1. Field of the Invention
The field of this invention is high speed sample spinners, especially for nuclear magnetic resonance or ultra-centrifuge, employing hydrostatic gas bearings and radial-inflow microturbines.
2. Background of the Invention
Nuclear magnetic resonance (NMR) is a technique used to identify, compare and analyze molecular structures and compositions of materials. NMR is particularly difficult to apply to solid samples because of the effects of strong dipolar and higher order line broadening mechanisms from rigid neighboring nuclides. Many of the techniques developed for averaging out these effects include high speed spinning of the sample at various angles in the external magnetic field. A particularly lucid and eloquent statement of the various solids NMR techniques may be found in the opening discussion of U.S. Pat. No. 4,899,111. The primary object of this invention is the ability to achieve much higher spinning speeds at much greater stability and efficiency than previously could be obtained so as to permit improved analytical resolution under certain conditions.
Several spinners for nuclear magnetic resonance are well known. In U.S. Pat. No. 4,456,882 Doty discloses a technique for high speed sample spinning using cylindrical, ceramic sample containers with press-fit plastic turbines on hydrostatic air bearings. Several improvements are disclosed in U.S. Pat. No. 4,739,270 by Daugaard et al. A co-pending application, Ser. No. 07/607,521, discloses novel radial-inflow microturbines and other improvements appropriate for high temperature applications. Other small, high-speed, air bearings are disclosed in U.S. Pat. Nos. 3,969,822, and 4,366,993, and the references cited therein. Other NMR MAS spinners are disclosed in U.S. Pat. Nos. 4.254,373, 4,275,350, 4.511,841. 4,899,111 and the references cited therein.

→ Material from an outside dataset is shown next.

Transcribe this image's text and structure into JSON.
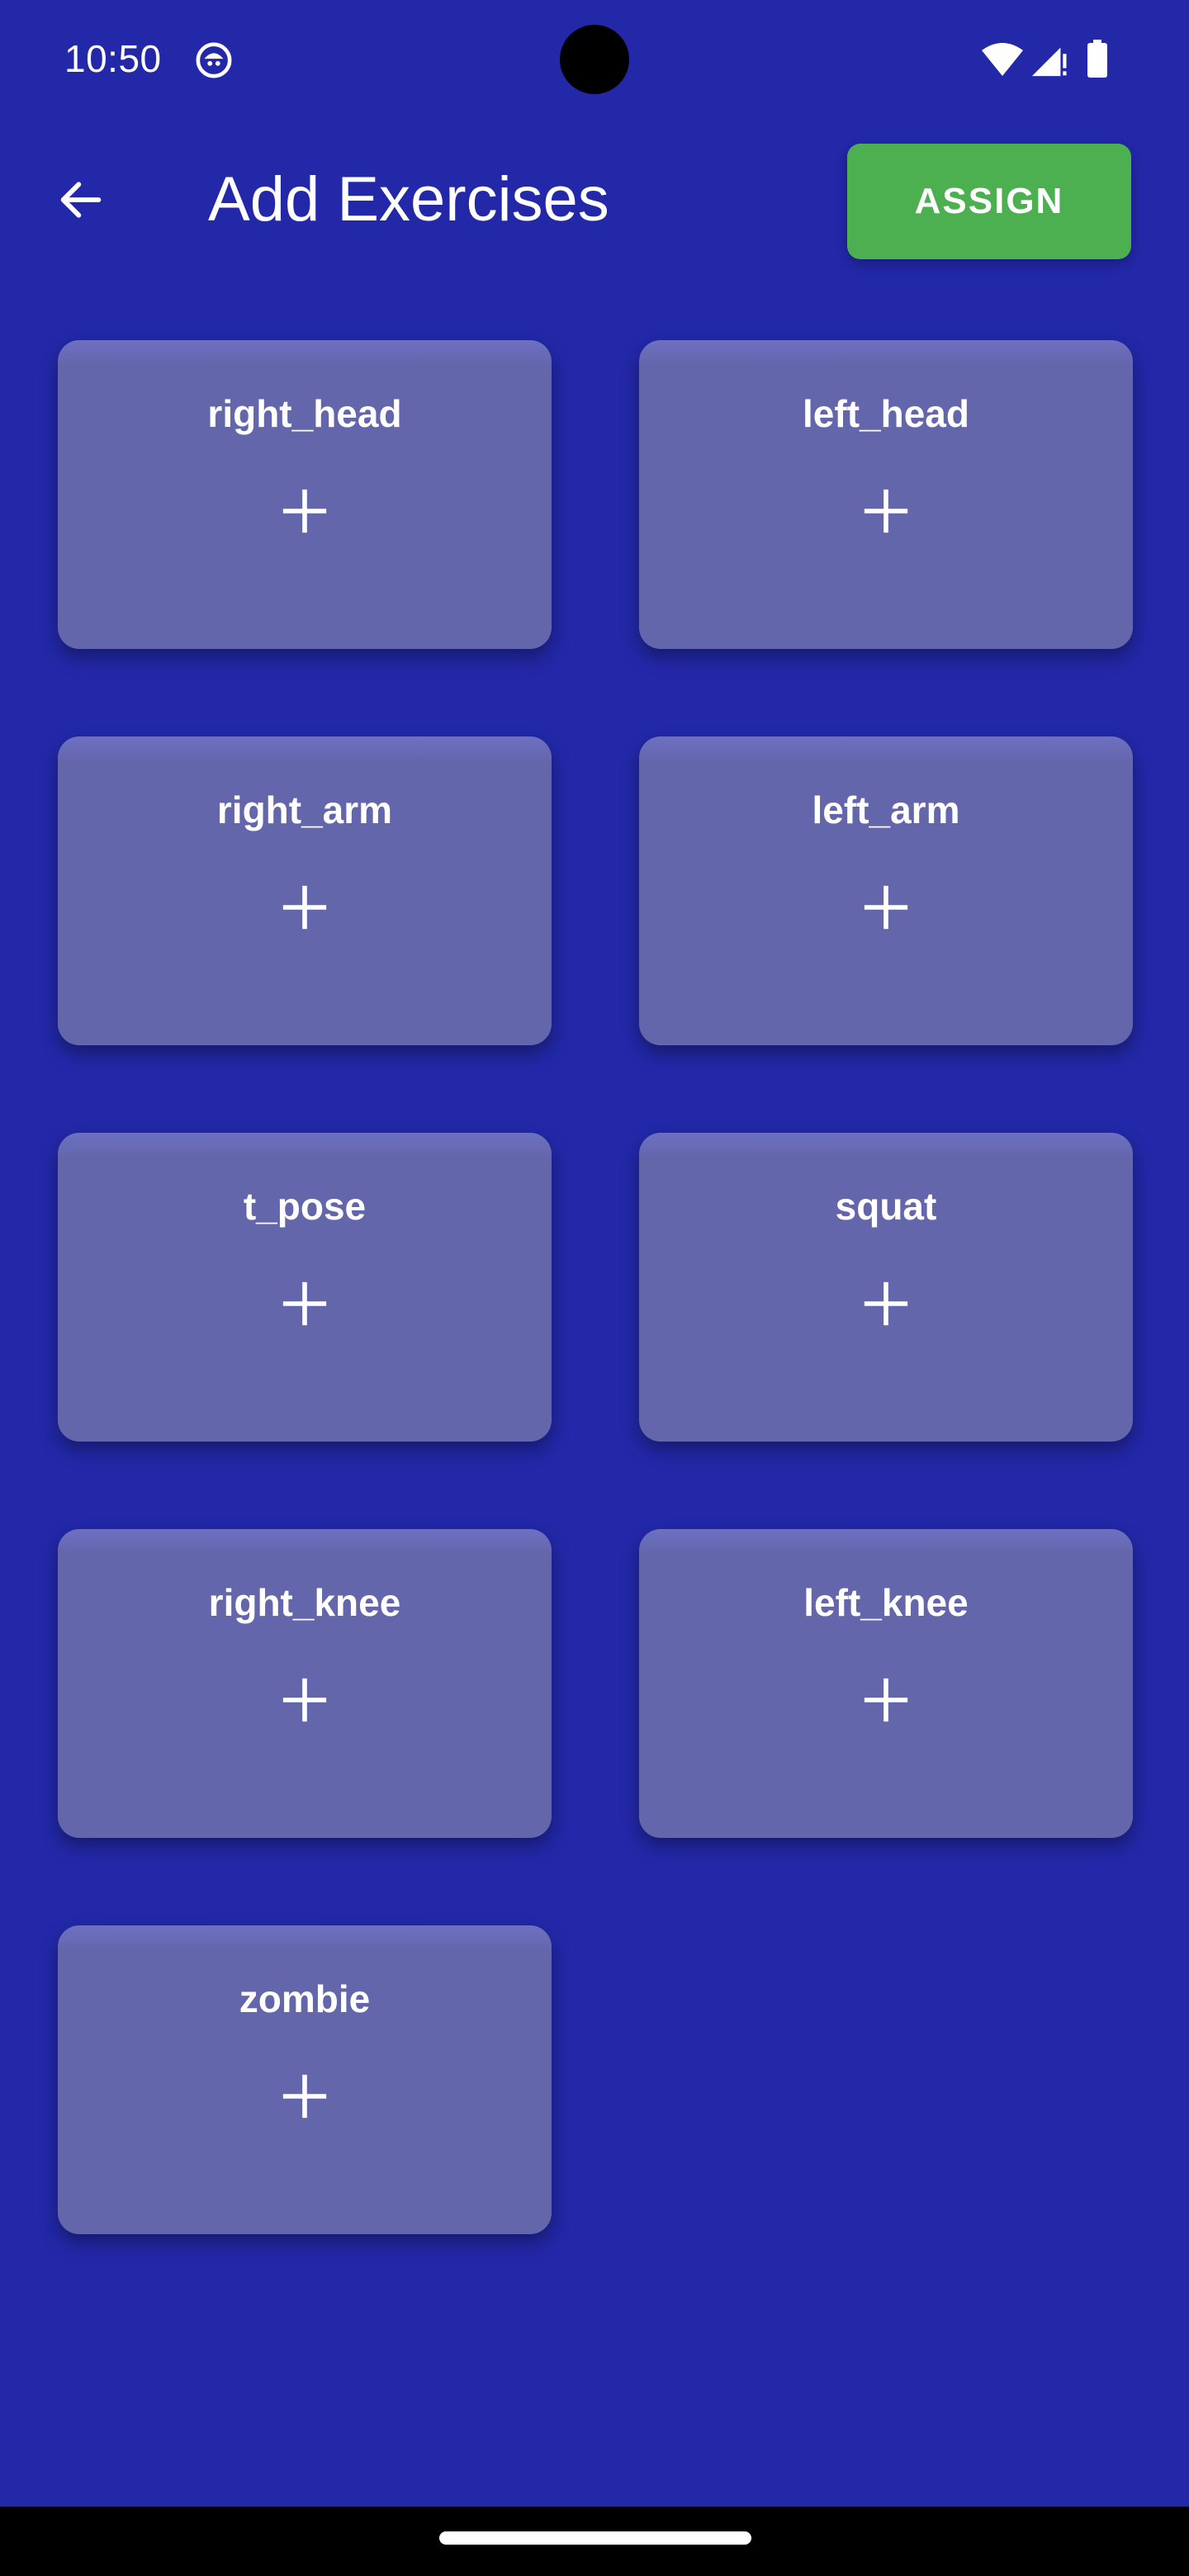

Various techniques have been proposed to control whirl in gas bearings with varying degrees of success under various conditions. Some proposed techniques have probably contributed to increased whirl, such as the rotor depressions described in U.S. Pat. No. 4,521,190.
For larger bearings it is feasible to insert compliant metal foils, as disclosed by Warren, U.S. Pat. No. 4,552,466. and Sargent, U.S. Pat. No. 4,332,427. that create symmetric constriction zones, thereby largely eliminating the possibility of an asymmetric force due to viscous pumping of the gas by the rotating spindle. The overlapping-foil bearing is not only difficult to produce, it also has low stiffness and is ineffective at low speeds as it is hydrodynamic.
Herring-bone patterns in the bearing stator, as discussed by Yang and Munday in "A Grooved Self-Acting Beating for Use in Cryogenic Expansion Turbines", Cryogenic Processes and Equipment Vol. 79 (1982), have also been moderately effective, but they are extremely difficult to implement in small journal beatings. The balanced eccentric geometry of Romberg, U.S. Pat. No. 4,222,617, is also very difficult to manufacture, since tolerance requirements are typically under 1.5 .mu.m. Acoustically resonant chambers have been shown to be effective over a narrow speed range in the reference by Voth et al. but again they are difficult to apply to small systems. Converging-diverging shaft and bearing contours have been used by Miyake et al, U.S. Pat. No. 4,486,105, to reduce supersonic shock and improve stiffness at very high pressure ratios.
Radial-axial mixed-flow aluminum microturbines have been used as expansion machines in cryogenic refrigerators for three decades, and microturbines have been widely used by the dental industry for even longer. However, there is a need for a stable, high speed NMR sample spinner.